La diputada, cada cierto tiempo, destaca que ha dejado atrás a su pueblo y a su vestuario, a diferencia de Emilia Nuyado (que le parece anda disfrazada) y todo lo que ello representa, para integrarse a los roles y espacios de la derecha dirigente y dueña de la economía. Y ha sido pragmática e inteligente, venciendo a hombres y a mujeres de ancestros europeos de esos que copan portadas de la prensa chic. Una elite violenta, despectiva y con un alto grado de aporofobia, en todo caso. Este concepto se usa para definir el rechazo u odio al pobre. Se basa en la creencia de que aquellos sujetos que están en situación de vulnerabilidad no tienen nada que aportar al país. En el caso de nuestra sociedad, la cultura indígena es vista desde el capitalismo como pobre. No hay grandes casas, no hay centros comerciales atestados de gente, calles con exceso de automóviles. Y claro, una cultura que ama a la Tierra vive en armonía con ella, no abusa de extraer todo lo que pueda a cambio de grandes lujos. Antes ya se habían visto casos de desconexión con cualquier pueblo originario, basta recordar el cambio de apellido de Darío Paya ( UDI) — originalmente—Payacán.

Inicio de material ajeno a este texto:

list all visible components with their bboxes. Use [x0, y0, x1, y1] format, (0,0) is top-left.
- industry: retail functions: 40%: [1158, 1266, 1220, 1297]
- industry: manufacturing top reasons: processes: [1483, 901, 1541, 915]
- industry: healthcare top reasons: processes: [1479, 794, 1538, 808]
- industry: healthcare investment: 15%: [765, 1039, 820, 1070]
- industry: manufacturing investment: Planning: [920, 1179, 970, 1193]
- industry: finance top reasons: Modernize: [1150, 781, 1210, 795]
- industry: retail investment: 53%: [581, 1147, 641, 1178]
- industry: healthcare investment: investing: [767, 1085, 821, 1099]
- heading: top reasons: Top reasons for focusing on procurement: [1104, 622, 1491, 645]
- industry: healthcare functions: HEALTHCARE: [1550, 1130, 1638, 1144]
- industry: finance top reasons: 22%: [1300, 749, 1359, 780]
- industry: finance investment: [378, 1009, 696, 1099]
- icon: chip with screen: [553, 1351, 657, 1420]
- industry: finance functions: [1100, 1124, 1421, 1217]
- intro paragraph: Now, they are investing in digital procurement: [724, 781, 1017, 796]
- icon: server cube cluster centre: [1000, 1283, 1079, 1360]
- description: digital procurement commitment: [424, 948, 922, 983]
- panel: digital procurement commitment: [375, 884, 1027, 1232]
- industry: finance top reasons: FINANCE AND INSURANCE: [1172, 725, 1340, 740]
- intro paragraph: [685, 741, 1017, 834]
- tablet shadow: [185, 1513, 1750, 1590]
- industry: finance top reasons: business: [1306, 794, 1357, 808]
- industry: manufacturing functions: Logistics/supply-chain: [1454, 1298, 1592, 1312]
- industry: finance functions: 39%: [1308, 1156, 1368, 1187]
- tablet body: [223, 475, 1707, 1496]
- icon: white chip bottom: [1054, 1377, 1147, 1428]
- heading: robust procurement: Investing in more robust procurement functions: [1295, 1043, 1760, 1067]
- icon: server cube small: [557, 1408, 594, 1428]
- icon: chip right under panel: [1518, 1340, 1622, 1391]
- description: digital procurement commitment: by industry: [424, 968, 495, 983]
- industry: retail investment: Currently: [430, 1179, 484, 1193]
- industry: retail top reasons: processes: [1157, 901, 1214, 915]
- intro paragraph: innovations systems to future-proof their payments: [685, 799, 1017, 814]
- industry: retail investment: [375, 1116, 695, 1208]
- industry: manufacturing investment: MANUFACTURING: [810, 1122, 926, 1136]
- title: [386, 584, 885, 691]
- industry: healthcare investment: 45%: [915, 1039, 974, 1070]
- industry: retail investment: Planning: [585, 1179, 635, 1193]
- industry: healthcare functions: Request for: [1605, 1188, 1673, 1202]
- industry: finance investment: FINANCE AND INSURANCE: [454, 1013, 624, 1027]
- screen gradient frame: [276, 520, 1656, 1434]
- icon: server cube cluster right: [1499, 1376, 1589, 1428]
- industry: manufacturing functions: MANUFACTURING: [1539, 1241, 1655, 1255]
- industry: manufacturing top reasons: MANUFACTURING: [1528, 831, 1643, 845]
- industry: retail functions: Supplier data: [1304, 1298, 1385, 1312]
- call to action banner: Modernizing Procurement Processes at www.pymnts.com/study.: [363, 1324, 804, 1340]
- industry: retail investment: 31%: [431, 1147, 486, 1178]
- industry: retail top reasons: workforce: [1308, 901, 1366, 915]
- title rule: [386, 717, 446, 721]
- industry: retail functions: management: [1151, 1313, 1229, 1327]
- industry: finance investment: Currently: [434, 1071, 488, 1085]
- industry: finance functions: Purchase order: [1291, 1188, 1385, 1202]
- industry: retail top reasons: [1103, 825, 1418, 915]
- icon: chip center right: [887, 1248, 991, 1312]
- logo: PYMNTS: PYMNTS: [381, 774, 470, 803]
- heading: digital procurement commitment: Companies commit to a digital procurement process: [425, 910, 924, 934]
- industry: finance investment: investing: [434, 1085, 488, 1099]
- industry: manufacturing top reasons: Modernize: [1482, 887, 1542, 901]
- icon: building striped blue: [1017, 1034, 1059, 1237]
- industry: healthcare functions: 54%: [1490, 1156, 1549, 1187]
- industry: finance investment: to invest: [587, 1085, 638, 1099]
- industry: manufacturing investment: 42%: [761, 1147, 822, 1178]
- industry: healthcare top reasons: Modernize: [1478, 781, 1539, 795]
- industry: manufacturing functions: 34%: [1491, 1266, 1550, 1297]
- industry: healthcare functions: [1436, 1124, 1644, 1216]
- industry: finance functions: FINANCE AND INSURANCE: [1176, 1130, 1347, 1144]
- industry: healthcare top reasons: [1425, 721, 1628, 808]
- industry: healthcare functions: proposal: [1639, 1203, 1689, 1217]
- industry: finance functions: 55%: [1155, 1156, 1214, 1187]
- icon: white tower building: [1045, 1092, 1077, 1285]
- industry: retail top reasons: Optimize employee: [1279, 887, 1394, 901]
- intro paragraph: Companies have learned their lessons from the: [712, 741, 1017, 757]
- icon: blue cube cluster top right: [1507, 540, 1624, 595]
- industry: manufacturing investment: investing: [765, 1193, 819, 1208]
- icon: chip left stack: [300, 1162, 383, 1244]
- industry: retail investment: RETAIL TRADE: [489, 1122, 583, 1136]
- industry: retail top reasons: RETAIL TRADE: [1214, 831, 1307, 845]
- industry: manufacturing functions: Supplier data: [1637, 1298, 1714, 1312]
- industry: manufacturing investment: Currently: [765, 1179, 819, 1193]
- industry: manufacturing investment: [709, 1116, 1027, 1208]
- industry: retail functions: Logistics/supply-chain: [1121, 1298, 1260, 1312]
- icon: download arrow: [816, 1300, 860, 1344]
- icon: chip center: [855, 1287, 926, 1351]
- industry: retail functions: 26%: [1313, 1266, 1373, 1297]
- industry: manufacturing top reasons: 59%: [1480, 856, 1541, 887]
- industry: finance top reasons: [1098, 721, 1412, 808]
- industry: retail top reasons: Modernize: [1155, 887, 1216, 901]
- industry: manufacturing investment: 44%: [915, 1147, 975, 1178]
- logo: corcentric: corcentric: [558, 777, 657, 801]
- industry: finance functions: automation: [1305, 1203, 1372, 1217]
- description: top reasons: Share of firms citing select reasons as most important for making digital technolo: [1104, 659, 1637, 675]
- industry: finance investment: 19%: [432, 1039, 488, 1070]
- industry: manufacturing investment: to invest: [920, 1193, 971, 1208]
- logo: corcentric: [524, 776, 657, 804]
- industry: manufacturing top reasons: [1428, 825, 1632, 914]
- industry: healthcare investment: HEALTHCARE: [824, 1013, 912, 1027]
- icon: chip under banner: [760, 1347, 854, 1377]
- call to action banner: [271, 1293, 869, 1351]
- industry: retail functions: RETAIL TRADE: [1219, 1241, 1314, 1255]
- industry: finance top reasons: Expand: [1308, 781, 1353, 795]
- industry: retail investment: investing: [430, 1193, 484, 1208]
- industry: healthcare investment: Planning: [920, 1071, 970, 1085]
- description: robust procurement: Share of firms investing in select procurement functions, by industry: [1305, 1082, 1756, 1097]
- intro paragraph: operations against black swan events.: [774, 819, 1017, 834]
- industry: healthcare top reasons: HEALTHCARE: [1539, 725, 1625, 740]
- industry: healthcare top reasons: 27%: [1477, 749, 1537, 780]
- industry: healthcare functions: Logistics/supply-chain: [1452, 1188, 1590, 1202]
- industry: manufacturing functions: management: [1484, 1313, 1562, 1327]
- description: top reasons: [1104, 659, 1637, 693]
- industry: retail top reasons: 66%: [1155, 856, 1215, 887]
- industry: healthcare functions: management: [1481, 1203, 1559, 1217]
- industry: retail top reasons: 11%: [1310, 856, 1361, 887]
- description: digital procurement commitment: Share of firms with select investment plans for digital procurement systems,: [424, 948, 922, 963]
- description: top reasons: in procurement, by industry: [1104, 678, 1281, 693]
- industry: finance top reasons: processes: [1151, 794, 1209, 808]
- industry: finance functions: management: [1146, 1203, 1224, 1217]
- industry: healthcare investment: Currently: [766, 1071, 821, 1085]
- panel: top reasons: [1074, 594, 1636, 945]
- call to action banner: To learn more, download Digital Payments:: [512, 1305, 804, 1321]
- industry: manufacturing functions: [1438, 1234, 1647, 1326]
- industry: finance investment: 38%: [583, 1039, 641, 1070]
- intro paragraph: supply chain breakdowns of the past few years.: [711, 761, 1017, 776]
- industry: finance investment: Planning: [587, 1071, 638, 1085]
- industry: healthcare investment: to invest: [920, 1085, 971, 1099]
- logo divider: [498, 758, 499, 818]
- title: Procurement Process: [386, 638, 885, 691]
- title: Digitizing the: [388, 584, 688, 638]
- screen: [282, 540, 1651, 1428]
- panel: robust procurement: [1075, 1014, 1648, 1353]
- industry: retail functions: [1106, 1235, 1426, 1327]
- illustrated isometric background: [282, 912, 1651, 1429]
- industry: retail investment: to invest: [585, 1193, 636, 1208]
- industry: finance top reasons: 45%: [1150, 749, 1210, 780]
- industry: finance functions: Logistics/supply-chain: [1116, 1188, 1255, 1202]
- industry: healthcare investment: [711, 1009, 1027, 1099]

En fin, «Libremente Aracely» —que no la Diputada Sour— es el paradigma de una moral escindida, un punto ciego en un mapa roto de la memoria de un pueblo reprimido e incomprendido. Esta es la oportunidad para que, desde su lugar en la derecha, asuma un rol más activo. Si no es usando los looks que desdeña de la mapuche tradicional, al menos defendiendo las libertades de su pueblo. Y, es que el ser de derechas hoy no puede significar, en una democracia, el cerrar los ojos ante crímenes de lesa humanidad y vulneraciones de derechos humanos. Los recuerdos de Ranquil o de los ejecutados políticos y desaparecidos mapuches del régimen militar, no pueden ser un eco estéril. Por eso, sólo se le pide a la diputada Leuquén que honre la dignidad de su pueblo, tomando conciencia de donde viene y lo que implica el trabajo que realiza junto a otros parlamentarios. El mundo está cambiando y tener la lógica política de los años 70 solo nos conduce al horror de las dictaduras pasadas. En esta sociedad del Chile post octubre la elite no puede darse el gusto de “palmotear rotos”, sin esperar una contundente respuesta que reivindique los derechos de las víctimas más allá de las reminiscencias de la izquierda, el comunismo y la falsa propaganda.